# taz.de -- Münchens Olympia-Bewerbung: Der kleine Kater danach
       
       > München hat die Niederlage gegen Pyeongchang nicht wirklich verdaut.
       > Jetzt zählt die Aufarbeitung. Eine Bewerbung für mögliche Spiele 2022
       > finden nur wenige gut.
       
 (IMG) Bild: "Wenn Sie unsere Bewerbung nicht unterstützen, weint ein Kind": Die Drohung war vergebens, München hat verloren, und am Königssee ist ein Trachtenbub traurig.
       
       MÜNCHEN taz | Wohnen ist ein entscheidendes Stichwort nach der
       gescheiterten Olympiabewerbung von München: Eisprinzessin Katarina Witt,
       das Gesicht der Bewerbung, hat sich vorgenommen, ihre Wohnung zu
       renovieren. Der Präsident des Deutschen Olympischen Sportbunds (DOSB),
       Thomas Bach, überlegt, ob das IOC sein Wohnzimmer wird - dem Funktionär
       werden Ambitionen für das Präsidentenamt nachgesagt. Und der Münchner
       Oberbürgermeister Christian Ude (SPD) muss sich nun erst einmal um den
       Wohnungsmangel in seiner Stadt kümmern. Dieses Thema beschäftigt Bürger und
       Medien momentan am meisten.
       
       So kommentierten viele Medien auch weniger das Olympia-Aus an sich, sondern
       beklagten die nun ausbleibenden Investitionen, insbesondere die Verzögerung
       beim Bau einer zweiten S-Bahn-Stammstrecke und die Neugestaltung des
       Hauptbahnhofs - beides von Olympia relativ unabhängige Projekte.
       
       Insgesamt hat die Bewerbung 33 Millionen Euro gekostet.

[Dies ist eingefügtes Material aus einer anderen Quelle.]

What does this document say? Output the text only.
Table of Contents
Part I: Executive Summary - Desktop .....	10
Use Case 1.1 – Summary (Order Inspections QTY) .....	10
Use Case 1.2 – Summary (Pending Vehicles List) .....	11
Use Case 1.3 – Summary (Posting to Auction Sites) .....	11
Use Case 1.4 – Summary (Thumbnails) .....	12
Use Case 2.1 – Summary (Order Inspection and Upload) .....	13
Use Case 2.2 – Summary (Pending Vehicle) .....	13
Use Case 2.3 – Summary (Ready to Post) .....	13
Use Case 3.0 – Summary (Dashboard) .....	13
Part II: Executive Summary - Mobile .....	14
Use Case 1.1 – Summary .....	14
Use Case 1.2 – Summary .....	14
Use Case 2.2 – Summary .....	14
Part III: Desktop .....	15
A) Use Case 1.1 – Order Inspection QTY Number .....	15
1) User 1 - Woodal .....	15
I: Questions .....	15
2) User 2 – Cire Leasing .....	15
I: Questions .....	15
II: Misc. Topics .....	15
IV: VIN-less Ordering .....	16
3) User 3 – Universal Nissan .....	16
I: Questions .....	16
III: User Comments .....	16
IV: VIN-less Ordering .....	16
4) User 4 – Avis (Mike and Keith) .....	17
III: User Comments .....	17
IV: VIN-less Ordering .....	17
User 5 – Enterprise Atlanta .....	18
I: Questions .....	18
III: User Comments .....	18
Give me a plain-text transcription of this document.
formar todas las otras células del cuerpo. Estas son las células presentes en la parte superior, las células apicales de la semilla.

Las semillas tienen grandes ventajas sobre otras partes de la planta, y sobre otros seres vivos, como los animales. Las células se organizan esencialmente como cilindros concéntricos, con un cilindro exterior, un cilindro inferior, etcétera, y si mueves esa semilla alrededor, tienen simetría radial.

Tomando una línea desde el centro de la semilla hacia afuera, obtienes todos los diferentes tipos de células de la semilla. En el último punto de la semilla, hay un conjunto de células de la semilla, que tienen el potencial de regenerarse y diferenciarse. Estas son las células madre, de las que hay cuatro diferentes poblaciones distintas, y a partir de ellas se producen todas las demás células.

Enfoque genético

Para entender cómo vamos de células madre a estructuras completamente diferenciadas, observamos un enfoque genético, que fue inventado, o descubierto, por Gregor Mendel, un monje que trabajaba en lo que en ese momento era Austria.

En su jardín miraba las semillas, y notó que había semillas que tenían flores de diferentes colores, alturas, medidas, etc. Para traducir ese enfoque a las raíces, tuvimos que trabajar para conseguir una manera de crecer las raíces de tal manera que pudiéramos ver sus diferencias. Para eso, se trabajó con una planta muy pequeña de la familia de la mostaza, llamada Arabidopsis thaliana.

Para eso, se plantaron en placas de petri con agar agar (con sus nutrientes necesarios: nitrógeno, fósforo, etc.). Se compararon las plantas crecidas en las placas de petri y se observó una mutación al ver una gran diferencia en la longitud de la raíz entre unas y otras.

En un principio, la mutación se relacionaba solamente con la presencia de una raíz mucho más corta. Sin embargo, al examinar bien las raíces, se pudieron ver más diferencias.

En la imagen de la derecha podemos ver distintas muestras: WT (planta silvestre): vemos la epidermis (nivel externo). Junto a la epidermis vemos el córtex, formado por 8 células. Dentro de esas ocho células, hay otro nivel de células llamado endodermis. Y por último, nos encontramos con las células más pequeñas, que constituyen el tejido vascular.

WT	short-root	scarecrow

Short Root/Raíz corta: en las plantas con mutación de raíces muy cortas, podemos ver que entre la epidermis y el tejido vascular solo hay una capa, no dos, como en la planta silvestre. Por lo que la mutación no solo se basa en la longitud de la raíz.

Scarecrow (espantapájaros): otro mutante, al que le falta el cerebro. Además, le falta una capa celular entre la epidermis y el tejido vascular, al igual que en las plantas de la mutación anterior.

Das Budget werde
       eingehalten, sagte die Bewerbungsgesellschaft vor wenigen Tagen. Wenigstens
       ein Ziel, dass die Olympiaplaner erreicht haben. Ursprünglich wollten sie
       aber das Budget durch Sponsorengelder decken - dieses Ziel wurde verfehlt,
       bis zum Schluss fehlten 7 Millionen Euro. Doch für diese Lücke fand sich
       schnell eine Erklärung: "Es war eine großartige Imagekampagne für die
       Austragungsorte, den Freistaat Bayern und natürlich für Deutschland",
       argumentierte nicht nur Oberbürgermeister Ude. Und eine Imagekampagne
       kostet nun einmal.
       
       ## 1,3 Millionen pro Stimme
       
       Die Gegenargumentation wirkt auch schlüssig: 25 Stimmen in Durban gab es
       für 33 Millionen Euro - macht pro Stimme 1,3 Millionen Euro. Zum Vergleich:
       Salzburg bekam vor vier Jahren mit einem Budget von 10 Millionen Euro auch
       25 Stimmen - macht 400.000 Euro pro Stimme. Der erste Wahlgang am 6. Juli
       pulverisierte das kolportierte Kopf-an-Kopf-Rennen zwischen München und
       Pyeongchang, die Südkoreaner feierten mit 63 Stimmen einen triumphalen
       Sieg. Offiziell gratulierte die Münchner Bewerbungsgesellschaft noch am
       selben Tag artig: "Herzlichen Glückwunsch an Pyeongchang. Wir sind sicher,
       dass sie exzellente Winterspiele 2018 ausrichten werden."
       
       Anschließend traten die Olympiaplaner ein wenig nach: "Man denkt, der Beste
       wird gewinnen", sagte Kati Witt. Deutlicher wurde Franz Beckenbauer, der in
       der Bild von einem Verrat der europäischen IOC-Mitglieder sprach. Und
       Christian Ude, der lange das IOC hofiert hat, stellte auf einmal dessen
       Kriterien in Frage. Ins gleiche Horn bliesen auch die Presseagentur dpa:
       "Die alpenländische Tradition war gegen die asiatische Reißbrettvision mit
       ihren 499 Schneekanonen chancenlos."
       
       Ohne Zweifel können die südkoreanischen Sieger kritisch gesehen werden,
       insbesondere die geplanten Umweltzerstörungen vor Ort und die
       undurchsichtigen Geldströme der Bewerbung. Doch Experten bescheinigen
       Pyeongchang ein sehr gutes, kompaktes Olympiakonzept. Und auch die Münchner
       haben nicht mit Samthandschuhen gekämpft: Mehr als 10 Millionen Euro haben
       externe Berater kassiert - einige sollen sogar noch zusätzlich von externen
       Sponsoren bezahlt worden sein. Auch Kati Witt soll nun doch Geld erhalten
       haben - seit Kurzem ist sie nach einem Bericht der Süddeutschen Zeitung
       Markenbotschafterin für BMW, die rund 5 Millionen Euro in die Bewerbung
       gesteckt haben. Der Konzern reagierte auf taz-Anfrage nicht.
       
       ## Euphorie klingt anders
       
       Die Bewerbung sehr gern unterstützt hat nach eigenen Angaben die Allianz.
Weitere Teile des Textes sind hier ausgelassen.